Experimental Section

Ethical Approval

The study was conducted in accordance to the guidelines stated in the current revision of the Declaration of Helsinki, and informed consent was obtained for all subjects. All procedures involving human samples were approved by King’s College London Research Ethics Committee (HR-17/18–5353) and registered at the National Institutes of Health clinicaltrials.gov as NCT03573414.

Glucuronidase Assay

A mixture of six glucuronidated compounds (N-acetyltyramine-O,β-glucuronide (1), phenyl-β-glucuronide (2), p-nitrophenyl-β-d-glucuronide (3), p-acetamidophenyl-β-d-glucuronide (4), estrone-β-d-glucuronide (5), and 4-methylumbelliferyl-β-d-glucuronide (6)) was prepared (500 μM each in MQ-water). Glucuronidase activity was determined based on a protocol (Supporting Information).19 In every assay, 100 U of BGTurbo glycerol free-high efficiency recombinant β-glucuronidase (Kura Biotech, cat no. BGTgf-5 mL, lot no. 7623) was used. Aliquots were collected at five time points (0, 0.5, 1, 4, and 24 h); the enzyme was precipitated using methanol to quench the enzymatic reaction. The supernatant was collected after centrifugation (5 min, 14,100g) and dried under vacuum in a Speedvac. Samples were reconstituted in 5% acetonitrile in water prior to UHPLC–MS analysis.

Sulfatase Assay

A mixture of six sulfated compounds (methylurolithin sulfate (7), p-cresyl sulfate (8), N-acetylserotonin sulfate (9), estrone-3-sulfate (10), 4-ethylphenyl sulfate (11), and indoxyl sulfate (12)) was prepared (500 μM each in 50 mM ammonium acetate). Sulfatase activity was determined based on a protocol (Supporting Information).17 In every assay, 5 U of the ASPC recombinant arylsulfatase (KuraBiotech, cat no. ASPC-10 mL, lot no. 6604-1) was used. Aliquots were collected at five time points (0, 0.5, 1, 4, and 24 h); the enzyme was precipitated using methanol to quench the enzymatic reaction. The supernatant was collected after centrifugation (5 min, 14,100g) and dried under vacuum in a Speedvac. Samples were reconstituted in 5% acetonitrile in water prior to UHPLC–MS analysis.

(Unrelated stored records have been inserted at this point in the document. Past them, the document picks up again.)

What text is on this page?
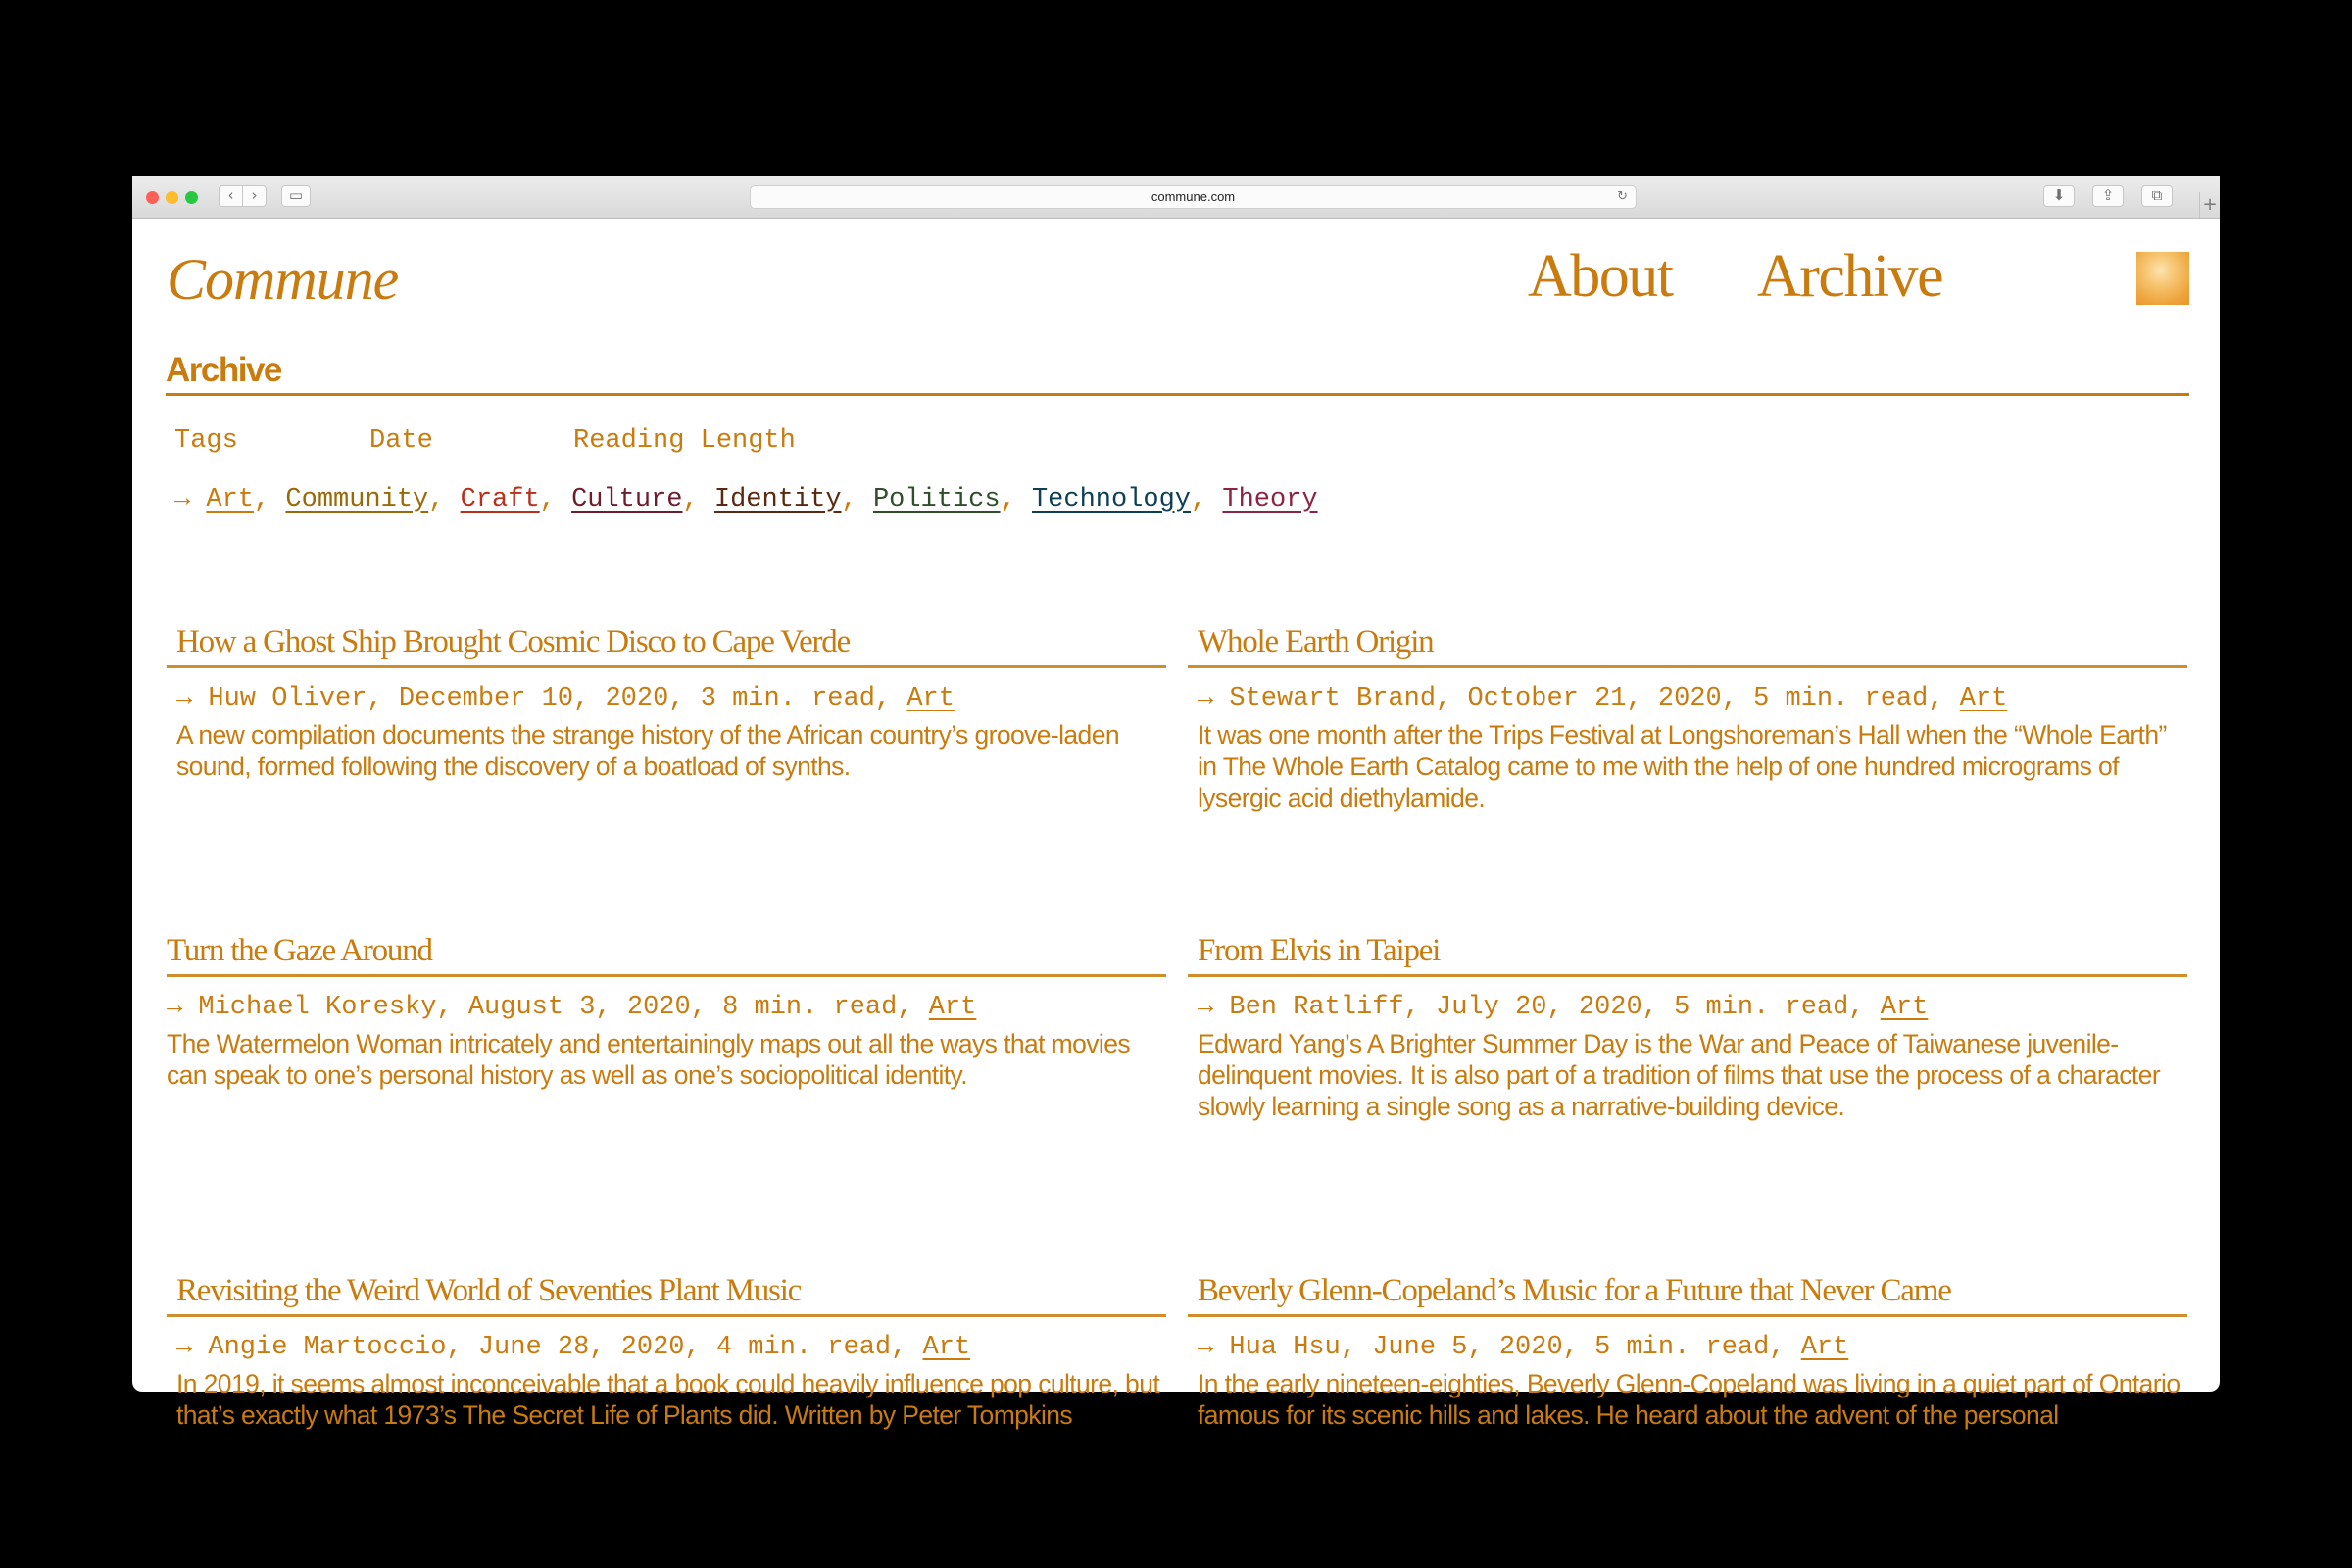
‹	›	▭	commune.com	↻	⬇	⇪	⧉	+
Commune	About Archive
Archive
Tags	Date	Reading Length
→ Art, Community, Craft, Culture, Identity, Politics, Technology, Theory
How a Ghost Ship Brought Cosmic Disco to Cape Verde
→ Huw Oliver, December 10, 2020, 3 min. read, Art

A new compilation documents the strange history of the African country’s groove-laden sound, formed following the discovery of a boatload of synths.

Whole Earth Origin
→ Stewart Brand, October 21, 2020, 5 min. read, Art

It was one month after the Trips Festival at Longshoreman’s Hall when the “Whole Earth” in The Whole Earth Catalog came to me with the help of one hundred micrograms of lysergic acid diethylamide.

Turn the Gaze Around
→ Michael Koresky, August 3, 2020, 8 min. read, Art

The Watermelon Woman intricately and entertainingly maps out all the ways that movies can speak to one’s personal history as well as one’s sociopolitical identity.

From Elvis in Taipei
→ Ben Ratliff, July 20, 2020, 5 min. read, Art

Edward Yang’s A Brighter Summer Day is the War and Peace of Taiwanese juvenile-delinquent movies. It is also part of a tradition of films that use the process of a character slowly learning a single song as a narrative-building device.

Revisiting the Weird World of Seventies Plant Music
→ Angie Martoccio, June 28, 2020, 4 min. read, Art

In 2019, it seems almost inconceivable that a book could heavily influence pop culture, but that’s exactly what 1973’s The Secret Life of Plants did. Written by Peter Tompkins

Beverly Glenn-Copeland’s Music for a Future that Never Came
→ Hua Hsu, June 5, 2020, 5 min. read, Art

In the early nineteen-eighties, Beverly Glenn-Copeland was living in a quiet part of Ontario famous for its scenic hills and lakes. He heard about the advent of the personal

Immobilization to Magnetic Beads

MagnaBind carboxyl-derivatized bead slurry (100 μL, Thermo Fisher Scientific) was transferred into a 1.5 mL Eppendorf tube. The beads were washed twice with 100 μL of 25 mM MES (N-morpholinoethane sulfonic acid) buffer for 5 min with thorough shaking (Thermomixer, 25 °C, 1100 rpm). The magnetic beads were then activated by addition of 50 μL of EDC [1-ethyl-3-(3-dimethylaminopropyl)carbodiimide hydrochloride], 50 μL of NHS (N-hydroxysulfosuccinimide), and 50 mg/mL in cold 25 mM MES pH = 5 and dissolved immediately before each use. The solution was mixed and incubated with tilt rotation at room temperature for 30 min (Thermomixer, 25 °C, 400 rpm). After incubation, the Eppendorf tube with the mixture was placed on the magnet for 4 min and the supernatant was removed. The beads were then washed twice with the same MES solution, pH = 5 (Thermomixer, 25 °C, 400 rpm). After the activation, aliquots of the β-glucuronidase BGTurbo (100 U) and arylsulfatase ASPC (5 U) were added separately to the activated MagnaBind beads for the enzymatic treatment of the urine samples. For the negative control sample, only the beads with buffer were used. The solutions were incubated overnight with tilt rotation at room temperature (Thermomixer, 25 °C, 300 rpm). After the incubation, the tubes were placed on the magnet for 4 min and the supernatant was removed. The coated MagnaBind beads were washed as described above before the urine sample was added.

Urine Sample Preparation

Exactly 10 μL from 10 different urine samples was pooled to constitute 100 μL for each time point of urine collection (V1 and V2 separately; Table S1). Ice cold methanol (400 μL) was added to each of the urine samples for protein precipitation. The samples were vigorously shaken for 30 s and then cooled at 4 °C for 30 min. Upon protein precipitation and centrifugation at 14,100g for 5 min, the extracted urine samples were dried in vacuo at ambient temperature. The residues of the tubes were dissolved in 100 μL of Instant Buffer I (Kura Biotech, lot no. 2319).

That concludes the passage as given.